Mi hermana se encontraba en una situación terrible tras una pelea con su novio. Tenía dos hijos y varios trabajos a tiempo parcial sobre sus frágiles hombros, y no tenía dónde vivir porque no había escuchado la advertencia de su madre de que un matrimonio civil no aseguraba nada, y vivió con Mark durante años hasta que él la desalojó de su apartamento con los niños. Fue irreal conseguir ayuda y apoyo de él, y un mes y medio después de romper con mi hermana, consiguió una nueva chica, sin hijos, sin estrías y sin obligaciones.
Samantha no era una desconocida para mí, como tampoco lo eran mis sobrinitos, y yo misma les propuse que se mudaran al apartamento que mi marido y yo habíamos comprado para alquilar. Acabábamos de terminar de reformar el lugar y pensábamos buscar pronto un agente inmobiliario, pero como la situación era ésta y mi hermana necesitaba un lugar donde vivir, le dimos las llaves del apartamento. Samantha prometió que en cuanto se recuperara se mudaría, pero pasaron los años y nada cambió. Sus hijos crecieron, los trabajos cambiaron, mi marido y yo sólo preguntábamos de vez en cuando cómo iban las cosas con la mudanza, pero Samantha suplicaba otro mes, otro año, y antes de que nos diéramos cuenta, mi sobrino mayor tenía catorce años. Mi marido y yo también teníamos hijos por aquel entonces y considerábamos el apartamento donde Samantha vivía temporalmente como un futuro hogar para nuestro hijo mayor, que un día crecería y traería a su nuera a casa y le daríamos su propio apartamento. Pero Samantha y sus hijos debían de haber olvidado en qué apartamento vivían.
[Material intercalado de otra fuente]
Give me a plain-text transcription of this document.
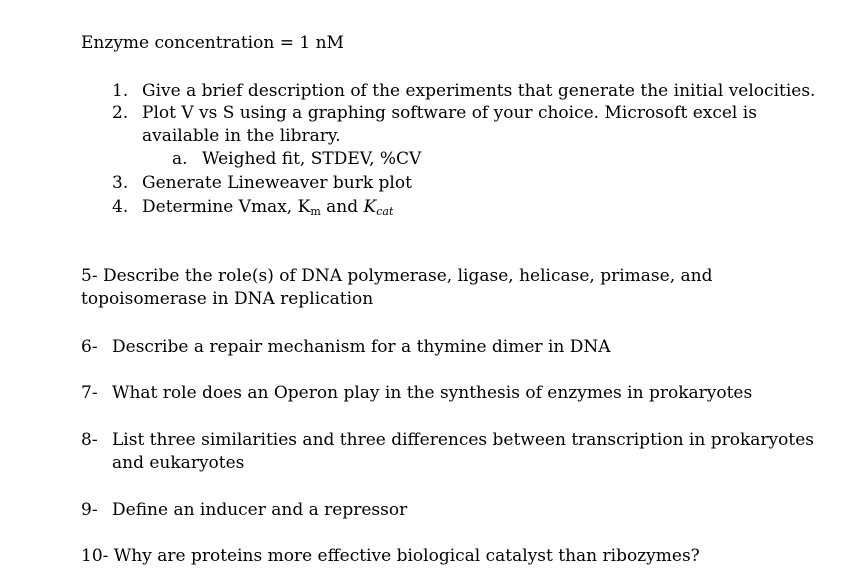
Enzyme concentration = 1 nM
1. Give a brief description of the experiments that generate the initial velocities.
2. Plot V vs S using a graphing software of your choice. Microsoft excel is
available in the library.
a. Weighed fit, STDEV, %CV
3. Generate Lineweaver burk plot
4. Determine Vmax, $K_m$ and $K_{cat}$
5- Describe the role(s) of DNA polymerase, ligase, helicase, primase, and
topoisomerase in DNA replication
6- Describe a repair mechanism for a thymine dimer in DNA
7- What role does an Operon play in the synthesis of enzymes in prokaryotes
8- List three similarities and three differences between transcription in prokaryotes
and eukaryotes
9- Define an inducer and a repressor
10- Why are proteins more effective biological catalyst than ribozymes?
Cuando fui una vez más a casa de mi hermana para hablar de la mudanza y sugerirle que alquilara un apartamento con un conocido que cobra menos si no necesita un agente inmobiliario, mi sobrino de catorce años intercedió por mi madre.
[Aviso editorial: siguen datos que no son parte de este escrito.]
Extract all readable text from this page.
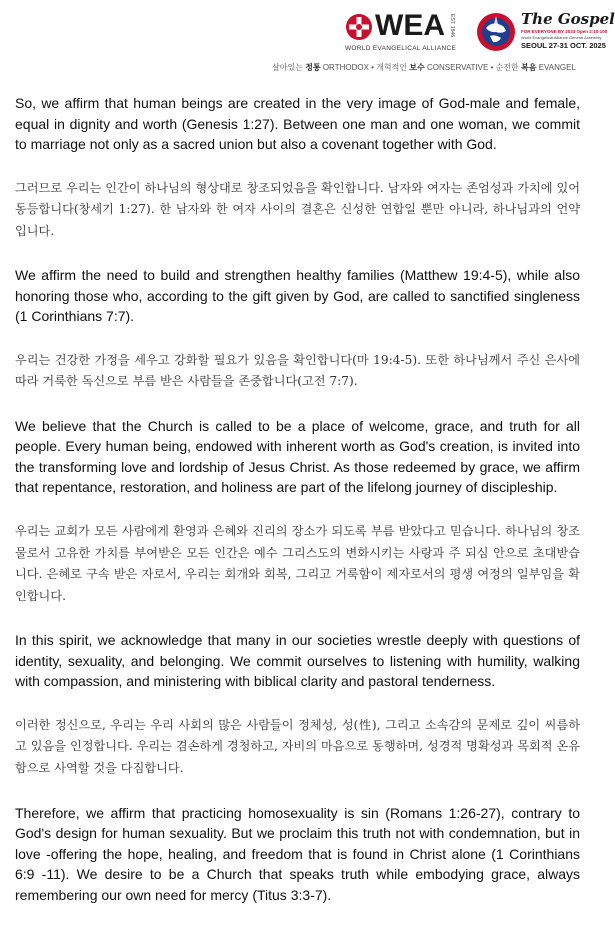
WEA EST. 1846
WORLD EVANGELICAL ALLIANCE
The Gospel
FOR EVERYONE BY 2033 Open 2:10-100
World Evangelical Alliance General Assembly
SEOUL 27-31 OCT. 2025
살아있는 정통 ORTHODOX • 개혁적인 보수 CONSERVATIVE • 순전한 복음 EVANGEL

So, we affirm that human beings are created in the very image of God-male and female, equal in dignity and worth (Genesis 1:27). Between one man and one woman, we commit to marriage not only as a sacred union but also a covenant together with God.

그러므로 우리는 인간이 하나님의 형상대로 창조되었음을 확인합니다. 남자와 여자는 존엄성과 가치에 있어 동등합니다(창세기 1:27). 한 남자와 한 여자 사이의 결혼은 신성한 연합일 뿐만 아니라, 하나님과의 언약입니다.

We affirm the need to build and strengthen healthy families (Matthew 19:4-5), while also honoring those who, according to the gift given by God, are called to sanctified singleness (1 Corinthians 7:7).

우리는 건강한 가정을 세우고 강화할 필요가 있음을 확인합니다(마 19:4-5). 또한 하나님께서 주신 은사에 따라 거룩한 독신으로 부름 받은 사람들을 존중합니다(고전 7:7).

We believe that the Church is called to be a place of welcome, grace, and truth for all people. Every human being, endowed with inherent worth as God's creation, is invited into the transforming love and lordship of Jesus Christ. As those redeemed by grace, we affirm that repentance, restoration, and holiness are part of the lifelong journey of discipleship.

우리는 교회가 모든 사람에게 환영과 은혜와 진리의 장소가 되도록 부름 받았다고 믿습니다. 하나님의 창조물로서 고유한 가치를 부여받은 모든 인간은 예수 그리스도의 변화시키는 사랑과 주 되심 안으로 초대받습니다. 은혜로 구속 받은 자로서, 우리는 회개와 회복, 그리고 거룩함이 제자로서의 평생 여정의 일부임을 확인합니다.

In this spirit, we acknowledge that many in our societies wrestle deeply with questions of identity, sexuality, and belonging. We commit ourselves to listening with humility, walking with compassion, and ministering with biblical clarity and pastoral tenderness.

이러한 정신으로, 우리는 우리 사회의 많은 사람들이 정체성, 성(性), 그리고 소속감의 문제로 깊이 씨름하고 있음을 인정합니다. 우리는 겸손하게 경청하고, 자비의 마음으로 동행하며, 성경적 명확성과 목회적 온유함으로 사역할 것을 다짐합니다.

Therefore, we affirm that practicing homosexuality is sin (Romans 1:26-27), contrary to God's design for human sexuality. But we proclaim this truth not with condemnation, but in love -offering the hope, healing, and freedom that is found in Christ alone (1 Corinthians 6:9 -11). We desire to be a Church that speaks truth while embodying grace, always remembering our own need for mercy (Titus 3:3-7).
– ¿Quién eres tú, que siempre vienes a desahuciarnos? – gritó. – Mamá ha dicho que nosotros también reclamamos este piso, ¡porque lo has comprado con el dinero de la abuela!
Me quedé sin palabras por la sorpresa, y Samantha se asustó y murmuró algo incomprensible, justificando el mal genio de su hijo.
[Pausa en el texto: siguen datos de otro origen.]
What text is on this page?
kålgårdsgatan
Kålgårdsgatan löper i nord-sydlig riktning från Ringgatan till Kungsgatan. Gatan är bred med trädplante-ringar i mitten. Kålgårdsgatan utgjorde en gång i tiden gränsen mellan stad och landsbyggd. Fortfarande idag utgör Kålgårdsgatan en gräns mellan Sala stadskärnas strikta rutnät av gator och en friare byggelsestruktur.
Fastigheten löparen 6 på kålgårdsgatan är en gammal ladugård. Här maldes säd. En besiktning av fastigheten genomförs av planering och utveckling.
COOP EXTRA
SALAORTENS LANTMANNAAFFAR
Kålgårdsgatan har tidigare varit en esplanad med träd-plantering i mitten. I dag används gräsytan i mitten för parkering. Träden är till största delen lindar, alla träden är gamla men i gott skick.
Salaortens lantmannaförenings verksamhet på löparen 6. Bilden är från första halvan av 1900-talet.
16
– Discúlpeme, por favor -comencé con un ritmo creciente-, este apartamento lo compramos mi marido y yo con el dinero que ganamos nosotros mismos. ¿No te lo dijo tu madre? Y el “dinero de la abuela” del que estás hablando es un tercio de lo que mis padres y Samantha ganaron con la venta de la casa de verano. Bueno, se quedaron con otro tercio y le dieron otro tercio a tu madre. No sé qué hizo ella con el dinero. Pero sí sé que durante los años que viviste aquí, pude exigirte mucho más. Ni siquiera te cobré el salario mínimo cuando te di mi apartamento. Y ahora quiero que te mudes. A cualquier sitio.
Me decepcionó mi hermana, que se quejó de mí ante mis hijos, como si les hubiera hecho algo malo. Sólo les pedía que desalojaran gratis el apartamento en el que llevaban viviendo más de seis años. A veces pienso que no tenía que ayudar a mi hermana, y me pregunto si le habría dado el mismo apoyo entonces si hubiera sabido cómo me juzgarían ella y su sobrino después.